Dionne Wudu: Da ich sehr naturverbunden bin, liebe ich es, an andere Orte zu reisen und in fremde Kulturen einzutauchen. Meine Instagram-Seite sieht zwar nach vielen Urlaubsreisen aus - aber das ist immer relativ. Ich reise nicht alle paar Wochen um die Welt. Im Gegenteil: Wenn ich unterwegs bin, vielleicht auch mal mit dem Flugzeug, dann genieße ich meinen Aufenthalt in vollen Zügen. Andere Lebensweisen und -weisheiten bereichern mich.

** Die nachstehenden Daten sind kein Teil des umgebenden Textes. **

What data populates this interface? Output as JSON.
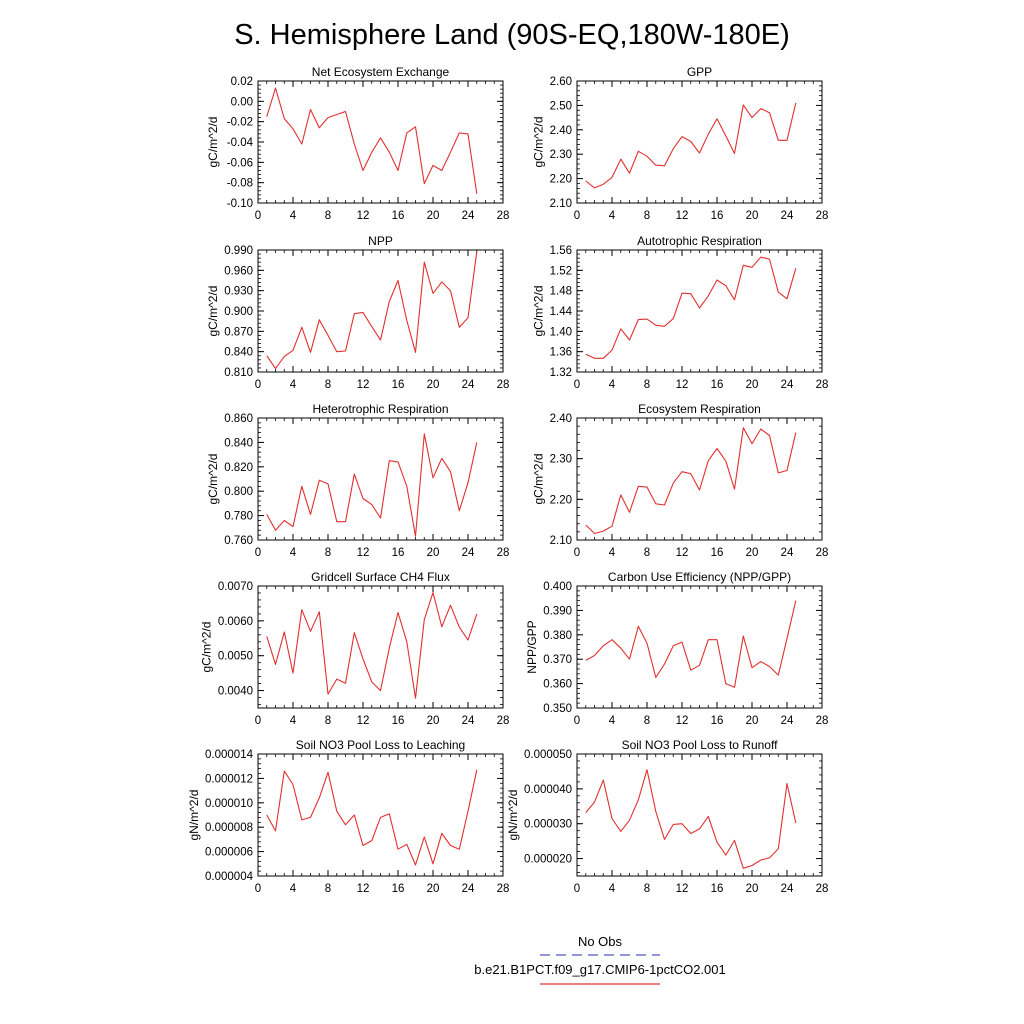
{
  "figure": {
    "title": "S. Hemisphere Land (90S-EQ,180W-180E)",
    "legend": {
      "obs_label": "No Obs",
      "model_label": "b.e21.B1PCT.f09_g17.CMIP6-1pctCO2.001",
      "obs_color": "#5555cc",
      "model_color": "#e03030"
    }
  },
  "chart_data": [
    {
      "type": "line",
      "title": "Net Ecosystem Exchange",
      "ylabel": "gC/m^2/d",
      "xlim": [
        0,
        28
      ],
      "xticks": [
        "0",
        "4",
        "8",
        "12",
        "16",
        "20",
        "24",
        "28"
      ],
      "ylim": [
        -0.1,
        0.02
      ],
      "yticks": [
        "-0.10",
        "-0.08",
        "-0.06",
        "-0.04",
        "-0.02",
        "0.00",
        "0.02"
      ],
      "series": [
        {
          "color": "#e03030",
          "x": [
            1,
            2,
            3,
            4,
            5,
            6,
            7,
            8,
            9,
            10,
            11,
            12,
            13,
            14,
            15,
            16,
            17,
            18,
            19,
            20,
            21,
            22,
            23,
            24,
            25
          ],
          "y": [
            -0.015,
            0.013,
            -0.017,
            -0.027,
            -0.042,
            -0.008,
            -0.026,
            -0.016,
            -0.013,
            -0.01,
            -0.042,
            -0.068,
            -0.05,
            -0.036,
            -0.05,
            -0.068,
            -0.031,
            -0.025,
            -0.081,
            -0.063,
            -0.068,
            -0.05,
            -0.031,
            -0.032,
            -0.091
          ]
        }
      ]
    },
    {
      "type": "line",
      "title": "GPP",
      "ylabel": "gC/m^2/d",
      "xlim": [
        0,
        28
      ],
      "xticks": [
        "0",
        "4",
        "8",
        "12",
        "16",
        "20",
        "24",
        "28"
      ],
      "ylim": [
        2.1,
        2.6
      ],
      "yticks": [
        "2.10",
        "2.20",
        "2.30",
        "2.40",
        "2.50",
        "2.60"
      ],
      "series": [
        {
          "color": "#e03030",
          "x": [
            1,
            2,
            3,
            4,
            5,
            6,
            7,
            8,
            9,
            10,
            11,
            12,
            13,
            14,
            15,
            16,
            17,
            18,
            19,
            20,
            21,
            22,
            23,
            24,
            25
          ],
          "y": [
            2.19,
            2.162,
            2.177,
            2.205,
            2.28,
            2.222,
            2.312,
            2.292,
            2.255,
            2.253,
            2.323,
            2.372,
            2.352,
            2.305,
            2.382,
            2.445,
            2.375,
            2.303,
            2.502,
            2.45,
            2.487,
            2.47,
            2.357,
            2.357,
            2.51
          ]
        }
      ]
    },
    {
      "type": "line",
      "title": "NPP",
      "ylabel": "gC/m^2/d",
      "xlim": [
        0,
        28
      ],
      "xticks": [
        "0",
        "4",
        "8",
        "12",
        "16",
        "20",
        "24",
        "28"
      ],
      "ylim": [
        0.81,
        0.99
      ],
      "yticks": [
        "0.810",
        "0.840",
        "0.870",
        "0.900",
        "0.930",
        "0.960",
        "0.990"
      ],
      "series": [
        {
          "color": "#e03030",
          "x": [
            1,
            2,
            3,
            4,
            5,
            6,
            7,
            8,
            9,
            10,
            11,
            12,
            13,
            14,
            15,
            16,
            17,
            18,
            19,
            20,
            21,
            22,
            23,
            24,
            25
          ],
          "y": [
            0.834,
            0.815,
            0.833,
            0.842,
            0.876,
            0.839,
            0.887,
            0.864,
            0.84,
            0.841,
            0.896,
            0.898,
            0.877,
            0.857,
            0.914,
            0.945,
            0.886,
            0.839,
            0.972,
            0.926,
            0.943,
            0.93,
            0.876,
            0.89,
            0.988
          ]
        }
      ]
    },
    {
      "type": "line",
      "title": "Autotrophic Respiration",
      "ylabel": "gC/m^2/d",
      "xlim": [
        0,
        28
      ],
      "xticks": [
        "0",
        "4",
        "8",
        "12",
        "16",
        "20",
        "24",
        "28"
      ],
      "ylim": [
        1.32,
        1.56
      ],
      "yticks": [
        "1.32",
        "1.36",
        "1.40",
        "1.44",
        "1.48",
        "1.52",
        "1.56"
      ],
      "series": [
        {
          "color": "#e03030",
          "x": [
            1,
            2,
            3,
            4,
            5,
            6,
            7,
            8,
            9,
            10,
            11,
            12,
            13,
            14,
            15,
            16,
            17,
            18,
            19,
            20,
            21,
            22,
            23,
            24,
            25
          ],
          "y": [
            1.355,
            1.347,
            1.347,
            1.363,
            1.405,
            1.383,
            1.423,
            1.424,
            1.412,
            1.41,
            1.425,
            1.475,
            1.474,
            1.446,
            1.47,
            1.501,
            1.49,
            1.462,
            1.53,
            1.526,
            1.546,
            1.542,
            1.477,
            1.464,
            1.524
          ]
        }
      ]
    },
    {
      "type": "line",
      "title": "Heterotrophic Respiration",
      "ylabel": "gC/m^2/d",
      "xlim": [
        0,
        28
      ],
      "xticks": [
        "0",
        "4",
        "8",
        "12",
        "16",
        "20",
        "24",
        "28"
      ],
      "ylim": [
        0.76,
        0.86
      ],
      "yticks": [
        "0.760",
        "0.780",
        "0.800",
        "0.820",
        "0.840",
        "0.860"
      ],
      "series": [
        {
          "color": "#e03030",
          "x": [
            1,
            2,
            3,
            4,
            5,
            6,
            7,
            8,
            9,
            10,
            11,
            12,
            13,
            14,
            15,
            16,
            17,
            18,
            19,
            20,
            21,
            22,
            23,
            24,
            25
          ],
          "y": [
            0.781,
            0.768,
            0.776,
            0.771,
            0.804,
            0.781,
            0.809,
            0.806,
            0.775,
            0.775,
            0.814,
            0.794,
            0.789,
            0.778,
            0.825,
            0.824,
            0.804,
            0.763,
            0.847,
            0.811,
            0.827,
            0.816,
            0.784,
            0.807,
            0.84
          ]
        }
      ]
    },
    {
      "type": "line",
      "title": "Ecosystem Respiration",
      "ylabel": "gC/m^2/d",
      "xlim": [
        0,
        28
      ],
      "xticks": [
        "0",
        "4",
        "8",
        "12",
        "16",
        "20",
        "24",
        "28"
      ],
      "ylim": [
        2.1,
        2.4
      ],
      "yticks": [
        "2.10",
        "2.20",
        "2.30",
        "2.40"
      ],
      "series": [
        {
          "color": "#e03030",
          "x": [
            1,
            2,
            3,
            4,
            5,
            6,
            7,
            8,
            9,
            10,
            11,
            12,
            13,
            14,
            15,
            16,
            17,
            18,
            19,
            20,
            21,
            22,
            23,
            24,
            25
          ],
          "y": [
            2.137,
            2.116,
            2.122,
            2.134,
            2.211,
            2.168,
            2.232,
            2.23,
            2.189,
            2.186,
            2.24,
            2.268,
            2.263,
            2.223,
            2.295,
            2.325,
            2.294,
            2.225,
            2.376,
            2.337,
            2.373,
            2.357,
            2.265,
            2.271,
            2.364
          ]
        }
      ]
    },
    {
      "type": "line",
      "title": "Gridcell Surface CH4 Flux",
      "ylabel": "gC/m^2/d",
      "xlim": [
        0,
        28
      ],
      "xticks": [
        "0",
        "4",
        "8",
        "12",
        "16",
        "20",
        "24",
        "28"
      ],
      "ylim": [
        0.0035,
        0.007
      ],
      "yticks": [
        "0.0040",
        "0.0050",
        "0.0060",
        "0.0070"
      ],
      "series": [
        {
          "color": "#e03030",
          "x": [
            1,
            2,
            3,
            4,
            5,
            6,
            7,
            8,
            9,
            10,
            11,
            12,
            13,
            14,
            15,
            16,
            17,
            18,
            19,
            20,
            21,
            22,
            23,
            24,
            25
          ],
          "y": [
            0.00555,
            0.00475,
            0.00568,
            0.0045,
            0.00632,
            0.0057,
            0.00626,
            0.0039,
            0.00433,
            0.00421,
            0.00566,
            0.00491,
            0.00425,
            0.004,
            0.00522,
            0.00624,
            0.0054,
            0.00378,
            0.00604,
            0.00681,
            0.00583,
            0.00645,
            0.00582,
            0.00545,
            0.0062
          ]
        }
      ]
    },
    {
      "type": "line",
      "title": "Carbon Use Efficiency (NPP/GPP)",
      "ylabel": "NPP/GPP",
      "xlim": [
        0,
        28
      ],
      "xticks": [
        "0",
        "4",
        "8",
        "12",
        "16",
        "20",
        "24",
        "28"
      ],
      "ylim": [
        0.35,
        0.4
      ],
      "yticks": [
        "0.350",
        "0.360",
        "0.370",
        "0.380",
        "0.390",
        "0.400"
      ],
      "series": [
        {
          "color": "#e03030",
          "x": [
            1,
            2,
            3,
            4,
            5,
            6,
            7,
            8,
            9,
            10,
            11,
            12,
            13,
            14,
            15,
            16,
            17,
            18,
            19,
            20,
            21,
            22,
            23,
            24,
            25
          ],
          "y": [
            0.3695,
            0.3715,
            0.3755,
            0.378,
            0.3745,
            0.37,
            0.3835,
            0.3765,
            0.3625,
            0.368,
            0.3755,
            0.377,
            0.3655,
            0.3675,
            0.378,
            0.378,
            0.36,
            0.3585,
            0.3795,
            0.3665,
            0.369,
            0.367,
            0.3635,
            0.3785,
            0.394
          ]
        }
      ]
    },
    {
      "type": "line",
      "title": "Soil NO3 Pool Loss to Leaching",
      "ylabel": "gN/m^2/d",
      "xlim": [
        0,
        28
      ],
      "xticks": [
        "0",
        "4",
        "8",
        "12",
        "16",
        "20",
        "24",
        "28"
      ],
      "ylim": [
        4e-06,
        1.4e-05
      ],
      "yticks": [
        "0.000004",
        "0.000006",
        "0.000008",
        "0.000010",
        "0.000012",
        "0.000014"
      ],
      "series": [
        {
          "color": "#e03030",
          "x": [
            1,
            2,
            3,
            4,
            5,
            6,
            7,
            8,
            9,
            10,
            11,
            12,
            13,
            14,
            15,
            16,
            17,
            18,
            19,
            20,
            21,
            22,
            23,
            24,
            25
          ],
          "y": [
            9e-06,
            7.7e-06,
            1.26e-05,
            1.15e-05,
            8.6e-06,
            8.8e-06,
            1.04e-05,
            1.25e-05,
            9.3e-06,
            8.2e-06,
            9e-06,
            6.5e-06,
            6.9e-06,
            8.8e-06,
            9.1e-06,
            6.2e-06,
            6.6e-06,
            4.9e-06,
            7.2e-06,
            5e-06,
            7.5e-06,
            6.5e-06,
            6.2e-06,
            9.3e-06,
            1.27e-05
          ]
        }
      ]
    },
    {
      "type": "line",
      "title": "Soil NO3 Pool Loss to Runoff",
      "ylabel": "gN/m^2/d",
      "xlim": [
        0,
        28
      ],
      "xticks": [
        "0",
        "4",
        "8",
        "12",
        "16",
        "20",
        "24",
        "28"
      ],
      "ylim": [
        1.5e-05,
        5e-05
      ],
      "yticks": [
        "0.000020",
        "0.000030",
        "0.000040",
        "0.000050"
      ],
      "series": [
        {
          "color": "#e03030",
          "x": [
            1,
            2,
            3,
            4,
            5,
            6,
            7,
            8,
            9,
            10,
            11,
            12,
            13,
            14,
            15,
            16,
            17,
            18,
            19,
            20,
            21,
            22,
            23,
            24,
            25
          ],
          "y": [
            3.32e-05,
            3.62e-05,
            4.25e-05,
            3.15e-05,
            2.78e-05,
            3.1e-05,
            3.68e-05,
            4.55e-05,
            3.35e-05,
            2.55e-05,
            2.98e-05,
            3e-05,
            2.72e-05,
            2.85e-05,
            3.21e-05,
            2.47e-05,
            2.1e-05,
            2.52e-05,
            1.72e-05,
            1.8e-05,
            1.96e-05,
            2.02e-05,
            2.28e-05,
            4.15e-05,
            3.02e-05
          ]
        }
      ]
    }
  ]
}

Ich finde es wichtig, immer offen für andere Kulturen zu sein.

teleschau: Wie passt das zum in unserer Gesellschaft sehr dominanten Umweltgedanken?

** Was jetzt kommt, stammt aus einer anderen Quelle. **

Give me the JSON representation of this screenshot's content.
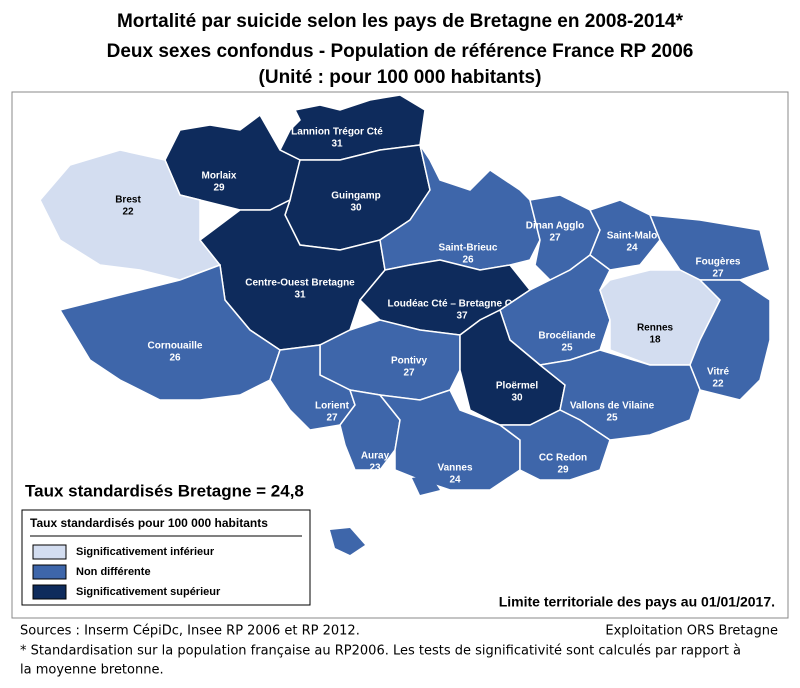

Dionne Wudu: Sie sprechen wahrscheinlich vor allem auf die Flugreisen an ... - das ist absolut ein Thema: Wenn ich anders um die Welt reisen könnte, würde ich das sofort tun. Hoffentlich kommt das bald. Es gibt jedoch so viele Lebensbereiche, in denen man aktiv sein kann. Ich achte beispielsweise sehr auf meine Ernährung und gehe wenig shoppen. Außerdem heißt Reisen für mich auch, Bayern zu erleben. Sobald ich etwas mit dem Zug oder vielleicht sogar zu Fuß erreichen kann, mache ich das.

teleschau: Haben Sie Alltagstipps, die jeder problemlos umsetzen kann?

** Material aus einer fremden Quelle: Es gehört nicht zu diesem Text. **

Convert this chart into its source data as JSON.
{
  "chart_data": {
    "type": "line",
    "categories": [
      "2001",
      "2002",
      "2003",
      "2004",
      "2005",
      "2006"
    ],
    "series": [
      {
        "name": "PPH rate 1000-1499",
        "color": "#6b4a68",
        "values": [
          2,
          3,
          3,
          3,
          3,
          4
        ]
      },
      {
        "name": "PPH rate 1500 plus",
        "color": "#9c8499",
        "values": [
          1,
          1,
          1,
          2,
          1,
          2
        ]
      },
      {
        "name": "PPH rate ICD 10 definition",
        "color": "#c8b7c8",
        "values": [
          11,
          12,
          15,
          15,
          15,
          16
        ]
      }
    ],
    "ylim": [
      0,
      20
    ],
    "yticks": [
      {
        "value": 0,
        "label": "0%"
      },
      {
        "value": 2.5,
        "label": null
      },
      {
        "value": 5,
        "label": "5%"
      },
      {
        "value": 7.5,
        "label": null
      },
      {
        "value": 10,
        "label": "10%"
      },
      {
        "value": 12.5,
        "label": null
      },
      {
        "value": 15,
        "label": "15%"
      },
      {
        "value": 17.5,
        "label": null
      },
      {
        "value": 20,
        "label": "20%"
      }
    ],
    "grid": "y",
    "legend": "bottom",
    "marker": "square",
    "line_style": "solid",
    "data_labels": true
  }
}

Dionne Wudu: Braucht es da noch Tipps? Nun, es muss nicht jeder Veganer oder Vegetarier werden. Es ist schon ein Fortschritt, saisonal und regional zu essen, auf Qualität zu achten und vielleicht einfach weniger Fleisch zu essen. Ich bin keine Aktivistin, aber das Thema sollte uns allen wichtig sein. Und wenn es Aufklärungsbedarf gibt, dann schaut man sich ein YouTube-Video an. Es gibt genug Aktivistinnen und Aktivisten in den sozialen Medien, die über das Thema sprechen.

teleschau: Was haben Sie auf Ihren Reisen über Ihren eigenen Mikrokosmos, über das eigene Umfeld und das eigene Land gelernt?

Dionne Wudu: Ich sehe die Unterschiede. Ich ertappe mich selbst dabei, dass ich denke: "Das ist aber typisch deutsch". Aber das kann man so nicht sagen. Es fällt unter die Rubrik "in Schubladen denken". Auch in Deutschland gibt es so viele verschiedene Menschen. Wenn man da unbedingt den vermeintlich typisch deutschen Spießer sucht, findet man ihn vermutlich irgendwo. Aber ein Land ist eben viel kleinteiliger als man denkt.